Data Protection Officer
Kyläkaivontie 6 D, 01350 Vantaa
040 658 2939
Kyläkaivontie 6 D, 01350 Vantaa
1. Purpose of processing personal data
The controller processes personal data of customers and client companies for the following purposes:
- managing and developing customer relationships
- handling reservations
- payment, payment control and recovery
- marketing of the services of a controller
- developer business development and related customer service development
- tracking, analyzing, and developing customer service choices and wishes related to customer accommodation
- taking into account requests of loyal customers and developing customer service and targeting supply
- in order to fulfill our statutory obligations, such as accounting, or to carry out statutory requests for information from authorities (such as the police).
2. Information content of the register
The following information is collected and stored from customers:
- customer information: name, contact details (mobile phone number, email, address), date of birth, social security number or travel document number, nationality and language, co-travelers’ names, billing contact information, business and community ID, payment card information
- customer feedback information
- booking information (e.g., information on previous, future and canceled bookings and their number and booking path)
- information related to the customer’s wishes and choices
- customer payment method and payment behavior information (including payment delay information) and billing information
- bans on direct mail, teleshopping, and other direct marketing in accordance with applicable laws
- other information that is collected with the customer’s consent (e.g., information about physical limitations, injuries and illnesses reported by the customer to perform the service that he / she has requested)
- if necessary, surveillance material of surveillance cameras if we suspect a crime or abuse
- employment information if the company has a co-operation agreement with the controller
- passenger card details, which the guest is required to fill in by law, and the copy of which is handed to the Finnish Police
3. Sources of personal data
We collect information about customers and customer companies with the customer ‘s consent. Customer information is obtained with the customer’s consent for the services that he / she desires.
As a rule, we collect and process personal information we receive as follows:
- the customer directly communicates with us and hand over the information by phone, email or other means.
- the customer is contacting the dealer (eg Booking.com) and submitting the information to them.
- a customer-filled passenger declaration during the stay.
- from other sources to the extent permitted by applicable law (eg Commercial Register, Population Information System or Postal Address System)
4. Retention and deletion of personal data
Personal data will only be retained for as long as is necessary for the purposes specified herein. Personal information is removed, and the paper details will be deleted when their storage is no longer necessary to carry out the law, or either party’s rights or obligations. If the customer does not use the services of the house, he will be interpreted as a potential customer 2 years after the last product has been used. The customer information is then anonymized.

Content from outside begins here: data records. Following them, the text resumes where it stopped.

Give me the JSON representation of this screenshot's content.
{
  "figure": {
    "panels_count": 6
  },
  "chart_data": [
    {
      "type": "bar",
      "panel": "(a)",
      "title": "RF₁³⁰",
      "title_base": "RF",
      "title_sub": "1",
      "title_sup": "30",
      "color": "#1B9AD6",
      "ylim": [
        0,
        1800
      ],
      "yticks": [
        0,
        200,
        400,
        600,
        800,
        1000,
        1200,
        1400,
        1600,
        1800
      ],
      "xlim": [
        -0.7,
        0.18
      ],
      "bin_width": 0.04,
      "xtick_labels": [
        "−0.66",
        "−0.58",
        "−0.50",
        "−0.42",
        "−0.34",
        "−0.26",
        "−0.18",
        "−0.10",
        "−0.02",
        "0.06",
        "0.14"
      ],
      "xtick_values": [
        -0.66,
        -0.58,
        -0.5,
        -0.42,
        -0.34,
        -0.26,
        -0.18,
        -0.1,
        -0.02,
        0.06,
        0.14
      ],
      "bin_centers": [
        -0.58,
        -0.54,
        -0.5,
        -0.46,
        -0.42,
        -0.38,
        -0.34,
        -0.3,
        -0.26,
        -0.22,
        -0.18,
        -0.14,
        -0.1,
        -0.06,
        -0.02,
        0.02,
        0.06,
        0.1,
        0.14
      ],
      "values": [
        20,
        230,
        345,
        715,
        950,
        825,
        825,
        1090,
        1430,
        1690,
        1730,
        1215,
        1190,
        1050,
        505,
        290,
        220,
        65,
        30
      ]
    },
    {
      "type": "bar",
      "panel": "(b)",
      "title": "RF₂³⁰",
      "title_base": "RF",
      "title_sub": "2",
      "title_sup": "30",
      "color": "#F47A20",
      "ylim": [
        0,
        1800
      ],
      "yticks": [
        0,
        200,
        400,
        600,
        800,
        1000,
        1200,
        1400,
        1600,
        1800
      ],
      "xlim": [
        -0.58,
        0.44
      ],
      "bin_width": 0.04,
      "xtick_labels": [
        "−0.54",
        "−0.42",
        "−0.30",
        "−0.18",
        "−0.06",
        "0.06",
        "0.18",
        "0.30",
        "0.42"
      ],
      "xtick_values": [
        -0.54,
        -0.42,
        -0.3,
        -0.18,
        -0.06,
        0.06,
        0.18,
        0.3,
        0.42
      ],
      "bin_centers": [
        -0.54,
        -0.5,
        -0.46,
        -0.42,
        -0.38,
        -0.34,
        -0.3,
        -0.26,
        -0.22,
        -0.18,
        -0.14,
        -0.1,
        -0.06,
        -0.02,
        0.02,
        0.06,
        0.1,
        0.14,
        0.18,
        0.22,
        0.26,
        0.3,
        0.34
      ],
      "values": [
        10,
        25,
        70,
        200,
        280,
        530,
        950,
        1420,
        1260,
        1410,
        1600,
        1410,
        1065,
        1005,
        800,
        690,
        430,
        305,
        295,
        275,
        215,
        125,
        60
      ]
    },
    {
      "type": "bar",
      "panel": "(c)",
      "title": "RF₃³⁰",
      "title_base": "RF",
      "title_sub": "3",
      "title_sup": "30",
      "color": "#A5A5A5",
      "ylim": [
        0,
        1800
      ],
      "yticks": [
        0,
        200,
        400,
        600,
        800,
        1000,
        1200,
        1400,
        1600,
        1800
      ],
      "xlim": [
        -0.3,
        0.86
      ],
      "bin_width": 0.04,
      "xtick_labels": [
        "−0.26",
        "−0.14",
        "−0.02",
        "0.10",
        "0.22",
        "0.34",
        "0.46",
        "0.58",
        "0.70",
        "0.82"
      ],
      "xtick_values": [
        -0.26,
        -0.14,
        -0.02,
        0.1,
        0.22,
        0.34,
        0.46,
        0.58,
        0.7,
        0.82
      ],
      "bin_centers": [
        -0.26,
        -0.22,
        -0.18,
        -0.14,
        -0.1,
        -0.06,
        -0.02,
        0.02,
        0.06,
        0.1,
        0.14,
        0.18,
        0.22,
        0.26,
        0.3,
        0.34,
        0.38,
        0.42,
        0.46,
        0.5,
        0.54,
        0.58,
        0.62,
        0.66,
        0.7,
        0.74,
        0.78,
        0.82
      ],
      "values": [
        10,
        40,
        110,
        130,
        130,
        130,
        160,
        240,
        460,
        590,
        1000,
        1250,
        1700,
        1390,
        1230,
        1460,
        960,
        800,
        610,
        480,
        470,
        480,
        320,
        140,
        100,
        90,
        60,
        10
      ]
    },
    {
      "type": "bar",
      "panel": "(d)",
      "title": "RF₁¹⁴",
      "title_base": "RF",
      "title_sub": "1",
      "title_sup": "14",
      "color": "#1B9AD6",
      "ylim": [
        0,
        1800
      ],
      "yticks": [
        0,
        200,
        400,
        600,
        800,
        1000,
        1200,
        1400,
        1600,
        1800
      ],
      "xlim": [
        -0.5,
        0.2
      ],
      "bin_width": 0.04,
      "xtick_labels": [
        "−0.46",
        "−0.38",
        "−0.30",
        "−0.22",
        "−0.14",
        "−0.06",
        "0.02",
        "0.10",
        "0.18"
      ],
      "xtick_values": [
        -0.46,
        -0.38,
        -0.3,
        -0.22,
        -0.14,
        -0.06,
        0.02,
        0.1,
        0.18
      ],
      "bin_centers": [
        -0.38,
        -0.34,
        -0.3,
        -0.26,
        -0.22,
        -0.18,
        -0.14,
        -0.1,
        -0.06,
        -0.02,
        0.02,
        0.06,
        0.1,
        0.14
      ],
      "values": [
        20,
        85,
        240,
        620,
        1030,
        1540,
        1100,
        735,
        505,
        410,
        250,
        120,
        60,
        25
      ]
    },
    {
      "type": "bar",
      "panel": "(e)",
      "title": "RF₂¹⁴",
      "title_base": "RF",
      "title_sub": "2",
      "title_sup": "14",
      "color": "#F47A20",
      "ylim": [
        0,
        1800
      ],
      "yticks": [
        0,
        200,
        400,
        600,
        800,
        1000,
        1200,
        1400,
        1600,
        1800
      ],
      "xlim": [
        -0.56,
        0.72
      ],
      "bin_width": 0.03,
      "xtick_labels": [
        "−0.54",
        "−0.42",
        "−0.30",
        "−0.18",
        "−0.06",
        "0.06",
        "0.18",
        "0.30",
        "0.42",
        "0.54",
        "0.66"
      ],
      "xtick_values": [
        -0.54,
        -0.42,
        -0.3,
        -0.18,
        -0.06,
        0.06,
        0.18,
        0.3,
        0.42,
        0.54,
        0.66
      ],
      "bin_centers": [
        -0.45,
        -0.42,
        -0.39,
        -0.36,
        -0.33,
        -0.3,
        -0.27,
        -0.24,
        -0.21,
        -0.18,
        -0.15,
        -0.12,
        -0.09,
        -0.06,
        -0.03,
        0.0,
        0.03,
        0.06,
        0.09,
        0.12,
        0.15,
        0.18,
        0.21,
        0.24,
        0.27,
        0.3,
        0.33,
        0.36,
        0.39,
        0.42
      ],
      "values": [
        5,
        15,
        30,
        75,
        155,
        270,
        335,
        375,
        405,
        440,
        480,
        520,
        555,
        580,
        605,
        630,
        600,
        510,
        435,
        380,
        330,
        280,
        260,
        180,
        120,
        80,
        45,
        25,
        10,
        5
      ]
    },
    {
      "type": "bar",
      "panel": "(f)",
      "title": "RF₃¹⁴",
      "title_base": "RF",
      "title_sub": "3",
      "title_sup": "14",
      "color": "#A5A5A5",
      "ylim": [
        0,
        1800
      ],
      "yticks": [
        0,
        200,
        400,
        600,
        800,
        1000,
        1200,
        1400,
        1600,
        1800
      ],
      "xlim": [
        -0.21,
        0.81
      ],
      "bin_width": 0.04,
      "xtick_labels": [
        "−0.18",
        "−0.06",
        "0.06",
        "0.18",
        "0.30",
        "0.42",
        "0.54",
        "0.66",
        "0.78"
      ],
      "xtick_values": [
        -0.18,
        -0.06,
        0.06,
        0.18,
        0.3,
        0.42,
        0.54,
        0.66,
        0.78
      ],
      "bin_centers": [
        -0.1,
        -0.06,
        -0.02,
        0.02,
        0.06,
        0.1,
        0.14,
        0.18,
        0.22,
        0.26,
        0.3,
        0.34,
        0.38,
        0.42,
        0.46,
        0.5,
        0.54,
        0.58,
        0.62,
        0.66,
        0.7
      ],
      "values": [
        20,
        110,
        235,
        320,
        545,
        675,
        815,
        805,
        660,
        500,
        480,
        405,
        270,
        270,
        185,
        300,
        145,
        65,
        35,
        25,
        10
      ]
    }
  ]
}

5. Regular disclosure of data
We may disclose personal information to other potential affiliates within the limits permitted by applicable law for the purposes described herein, including the marketing of products and services. We may also disclose personal information to third parties to the extent permitted by law or required, for example, to execute a request for information made by a competent authority or in connection with legal proceedings; when our partners process personal information about our assignment for us and according to our instructions.
The register report is on website www.20rooms.fi and hotel l in the overhead for at Kyläkaivontie to 6 D, Vantaa, Finland.
The data in the register are not transferred or transferred and are not processed outside the EU or the EEA.
6. Customer rights
The customer has the right to inspect their personal information and may at any time request rectification, updating or deletion. Personal data that is necessary for the purposes specified in this document or for which preservation is required by law may not be removed.
The customer has the right to prohibit the controller to process personal data relating to him direct advertising, distance selling and other direct marketing, as well as to withdraw his consent to the processing of data if the processing is based on consent.
The customer has the right to object or limit the processing of personal data to the extent required by applicable law.
When we process personal information on the basis of consent, the customer has the right at any time to withdraw the consent it has given. We will not then process personal information unless there is another legal basis for the processing.
The customer may use their rights by sending a request to us at firstname.lastname@example.org.
The customer has the right to transfer information about him / her from one system to another.
The customer has the right to appeal to the Supervisory Authority for the processing of data concerning him.
8. Registry Security
We take appropriate measures, including physical, digital, and administrative, to protect personal data from loss, destruction, abuse, and unauthorized access or disclosure. Access to personal information is restricted to persons who need them to perform their duties.
Passenger declarations are stored in a locked state and access to the computer is restricted to a password.
Please note that appropriate measures may not prevent all possible security breaches. In case of personal data breach, we will notify the customer in accordance with applicable laws.
9. Personal data of employees
We collect and maintain the following information for employees:
name, personal identification number, home address, telephone number, e-mail address, payroll account number, tax information, employment contract and other documents and information relevant to the employment relationship.
We comply with the statutory retention periods in official vouchers, such as payroll, work certificates, and insurance information. Other employee information will be retained during and after the employment relationship, as long as we consider it necessary for e.g. future communications. The information will not be passed on except as required by the Finnish authorities or by the employee himself.
10. Changing the Register Description
We reserve the right to change this notice.